RuBisCO is an enzyme, and it is critical for plants in extracting CO2 from air as part of the photosynthetic process. One key aspect of RuBisCO is that is extremely slow-acting, for an enzyme.

The utility of RuBisCO for human dietary needs is still under development, although I don’t know what the holdup has been…maybe it’s all chemistry? 🤣 Anyway, it has to be extracted from plant matter, then purified, etc., all without altering its protein properties.

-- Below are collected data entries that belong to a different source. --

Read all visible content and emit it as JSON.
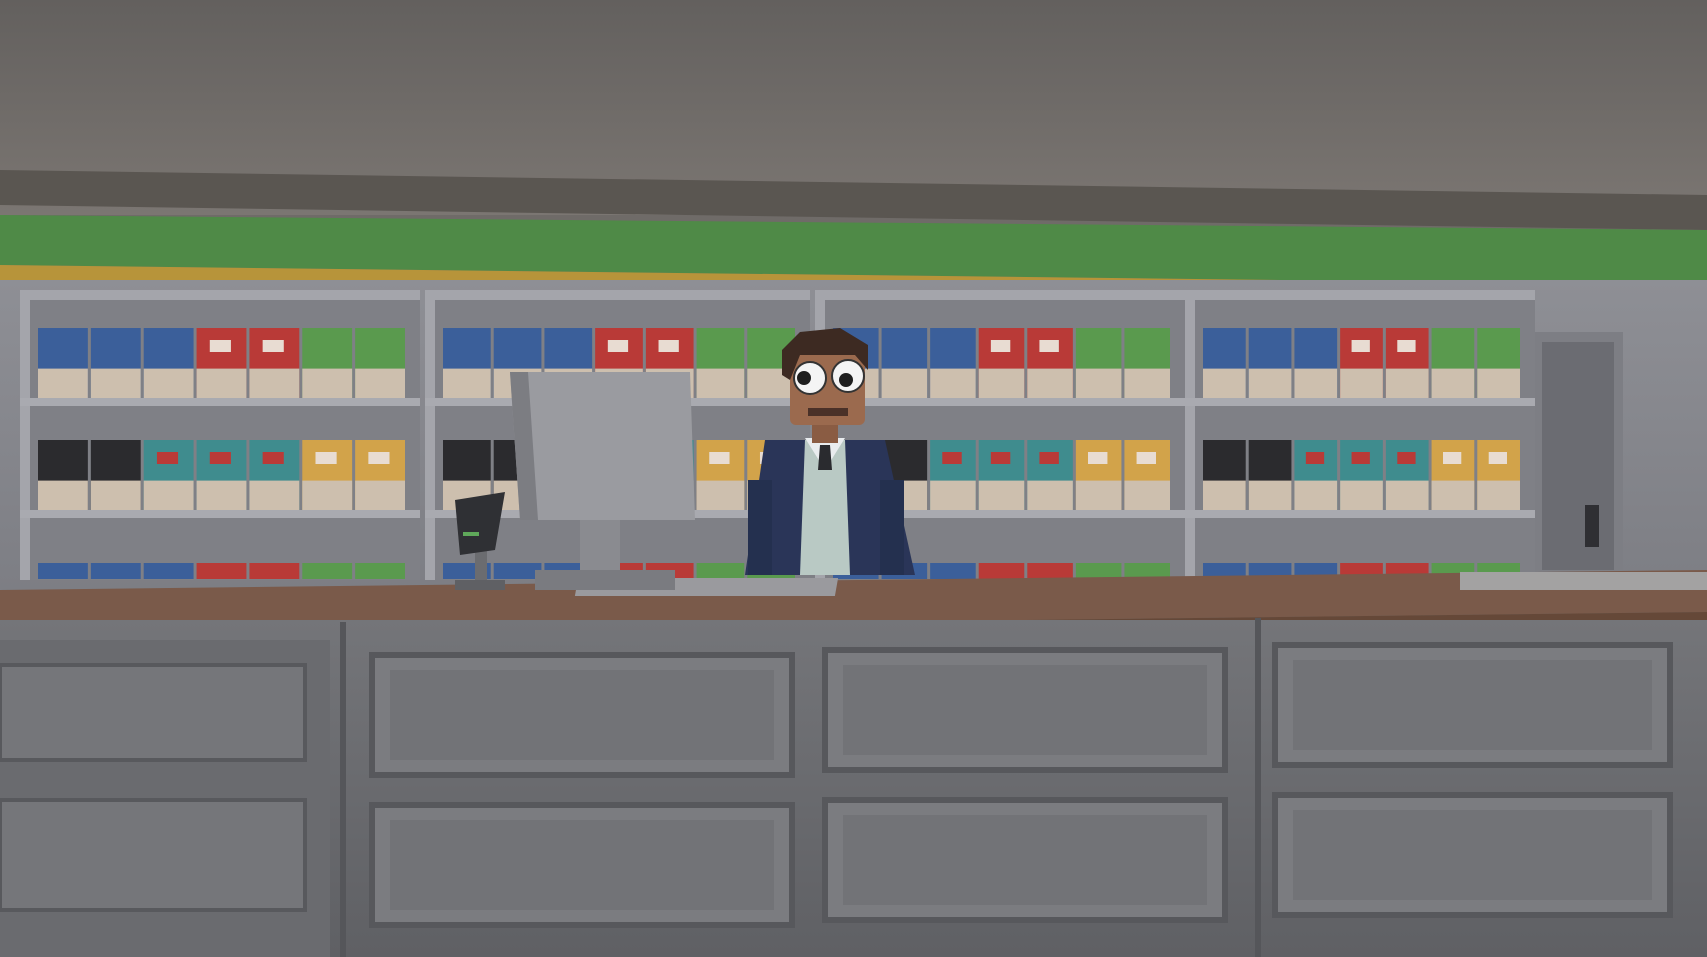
{
  "scene": {
    "setting": "shop-interior",
    "shopkeeper": "npc-shopkeeper"
  },
  "palette": {
    "ceiling": "#6f6b68",
    "trim_green": "#4f8a47",
    "trim_gold": "#b7943a",
    "wall": "#8f9096",
    "shelf": "#9fa0a6",
    "counter_top": "#7a5a4a",
    "counter_front": "#6e6f73",
    "box_blue": "#3b5f9a",
    "box_red": "#b93a37",
    "box_green": "#5a9a4e",
    "box_teal": "#3f8c8e",
    "box_yellow": "#d2a34a",
    "box_black": "#2b2b2e",
    "suit": "#2a3558",
    "skin": "#9b6a4e",
    "hair": "#3d2a22"
  },
  "icons": {
    "monitor": "pos-monitor-icon",
    "card_reader": "card-reader-icon"
  }
}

My perspective is merely from trying to manage the onslaught of vegetative summer growth, without consideration of its potential RuBisCO content. Think: mowing, walking, cutting, and the like…. How would these chores be different if I could dump the plant-matter into an extractor…and, pfft, there’s dinner.

Wide-ranging discussions

Grass sidewalk

We social-butterflied again this weekend, hosting dear friends who live nearby. We discussed sequoias, caribou/reindeer, BBQ, and the recipe for maple syrup—and why homemade is incomparably better than the supermarket version.

Tasty, also yum

I did salmon again tonight in the air fryer. For the last two minutes, I threw in quartered grape tomatoes and some green onion shreds. The green paste on the fish is a kale pesto mixture that TJ’s sells that tastes pretty much like “regular” pesto. After extricating the salmon and veg from the deep cooker-bin, I put it on spinach that had cycled through the microwave, and added cauliflower steam-fried in a separate pan. I added more pesto and wah-lah.

Coneflower and menus

We are three meals in on our air fryer experiments…two of salmon filets, and one of tofu. We are (I am) trying to incorporate more fish/other meals in our diet, instead of terrestrial critter protein (including dairy).

One advantage of the air fryer, and I don’t understand how this happens, but there’s no fishy odor. Amazing.

No food photos; too messy. Very tasty, however.